Expectations can play a big part in our perception of a movie. Because I had unfairly high expectations, I was highly disappointed by the trailer for Star Wars: The Last Jedi. If it turned out to be the greatest trailer of all time, then perhaps it may meet my bar. There is something refreshing about coming to a movie unburdened by any preconceived thoughts. To be unbridled by press tours and trailers is something that is all too rare in our current age of media overload.
That’s how I came to Hunter Adams’ slyly effective thriller, Dig Two Graves. It felt liberating to know nothing, and have no notions of what or where this story would go. This is the type of film that was easy to find in the early 2000s, but as the theatrical experience dwindled and video stores closed, films like it have been harder and harder to find. Adams’ film is a micro-budget picture that looks and moves like a moderately-priced studio release. It is steeped in rich, small town, gothic fairytales that is equal parts Stephen King and Flannery O’Connor.

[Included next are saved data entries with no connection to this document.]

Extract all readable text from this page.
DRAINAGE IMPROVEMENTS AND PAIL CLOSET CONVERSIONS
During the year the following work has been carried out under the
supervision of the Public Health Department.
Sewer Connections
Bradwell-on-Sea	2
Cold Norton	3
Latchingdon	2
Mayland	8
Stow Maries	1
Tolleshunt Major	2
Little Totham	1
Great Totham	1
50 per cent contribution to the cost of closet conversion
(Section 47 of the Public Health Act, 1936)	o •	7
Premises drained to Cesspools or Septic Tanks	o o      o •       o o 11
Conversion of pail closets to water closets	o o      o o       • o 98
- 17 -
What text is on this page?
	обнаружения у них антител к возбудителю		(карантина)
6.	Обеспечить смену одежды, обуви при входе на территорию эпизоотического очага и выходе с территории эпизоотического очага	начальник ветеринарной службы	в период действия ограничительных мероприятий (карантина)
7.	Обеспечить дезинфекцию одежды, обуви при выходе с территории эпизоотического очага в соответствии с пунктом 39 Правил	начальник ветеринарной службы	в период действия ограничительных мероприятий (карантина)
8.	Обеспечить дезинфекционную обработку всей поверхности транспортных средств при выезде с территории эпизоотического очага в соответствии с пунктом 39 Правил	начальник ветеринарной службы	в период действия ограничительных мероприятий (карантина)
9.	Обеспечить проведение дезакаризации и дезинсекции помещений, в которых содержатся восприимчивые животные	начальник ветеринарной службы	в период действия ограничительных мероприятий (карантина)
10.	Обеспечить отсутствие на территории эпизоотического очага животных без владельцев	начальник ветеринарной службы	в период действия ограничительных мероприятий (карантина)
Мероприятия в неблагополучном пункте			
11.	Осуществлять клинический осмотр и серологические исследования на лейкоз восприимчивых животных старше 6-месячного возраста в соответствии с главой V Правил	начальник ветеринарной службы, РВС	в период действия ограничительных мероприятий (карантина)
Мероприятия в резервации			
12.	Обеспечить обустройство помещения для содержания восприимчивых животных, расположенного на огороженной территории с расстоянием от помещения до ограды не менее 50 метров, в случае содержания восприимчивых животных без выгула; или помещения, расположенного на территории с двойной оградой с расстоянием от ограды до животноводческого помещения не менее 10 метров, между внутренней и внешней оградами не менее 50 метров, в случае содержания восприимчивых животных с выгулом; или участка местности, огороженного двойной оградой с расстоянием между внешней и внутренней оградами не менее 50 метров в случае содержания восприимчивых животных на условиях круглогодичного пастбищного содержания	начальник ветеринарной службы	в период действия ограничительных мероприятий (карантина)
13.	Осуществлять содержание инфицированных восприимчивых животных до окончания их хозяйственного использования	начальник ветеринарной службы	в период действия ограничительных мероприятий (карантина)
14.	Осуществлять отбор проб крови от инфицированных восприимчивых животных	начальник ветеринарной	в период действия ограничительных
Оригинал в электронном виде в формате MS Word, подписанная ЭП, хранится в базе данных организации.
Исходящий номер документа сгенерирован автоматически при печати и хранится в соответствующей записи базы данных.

Unlike most supernatural horror thrillers, Adams’ film centers on loss. It is entrenched in the lives of both the protagonist, Jake (Samantha Isler), and her grandfather, Sherriff Waterhouse (Ted Levine). The film centers on Jake’s inability to come to terms with the loss of her brother, Sean, (Ben Schneider) whose death she feels personally responsible for. She carries this weight every day, and because of it, she is fixated upon bringing him back.
Through a series of supernatural events linked to a long-time feud between her grandfather and the former Sheriff, Proctor (Danny Goldring), Jake is forced to make what would be an easy decision to an outsider looking in. She is presented with an option to save her brother, but in doing so, she must take the life of someone else. This decision, if you aren’t the one who is dealing with the loss, should be an easy one. You don’t kill someone else so that you can be reunited with someone you love. That isn’t the way life works and it isn’t the way morality works. But Jake feels the guilt and responsibility of her brother’s loss so deeply that it blinds her moral compass.
This film presents itself like an exploitation horror at times, but it is much more concerned with these moral questions than anything else. The exploitation aspects of the film are actually the worst elements. They aren’t bad because they aren’t skillfully handled, they just don’t belong in this movie.
Adams has a deft sense of location. The film, shot in Illinois, wrings every ounce of production value that it can. The film is stark and gorgeous. There is a constant drab tone to the color scheme that serves as direct contrast to the opening scene where Jake’s brother dies.
It is the performances, though, that make the film more than the sum of its parts. We get to see a side of Ted Levine that I’m not sure we have ever seen. His performance is the emotional anchor of the movie that keeps everything balanced. Levine doesn’t have to embody the loss of his character, he practically wears it like a second skin. We haven’t used Ted Levine to the height of his abilities for the last few decades and for that, we should be grievously sorry. The performance by Samantha Isler as Jake is also quite strong. Adams relies on Isler to act through silence a lot of the time. She has retreated into herself and Isler conveys this with ease.
I’m not sure what Adams is working on now, but this film certainly has me curious to see where he goes from here. Dig Two Graves has an intimacy that you don’t see in genre films very often. He cares equally about the revenge plot and the grieving from Jake’s loss, and he understands that one doesn’t work without the other.
Although the exploitation elements don’t serve the film any favors, Dig Two Graves is the type of low budget indie thriller that deserves a larger audience than it has so far received. This is the type of thoughtful film that I hope gives Hunter Adams enough clout to do whatever he wants to next.
Dig Two Graves is available now On Demand.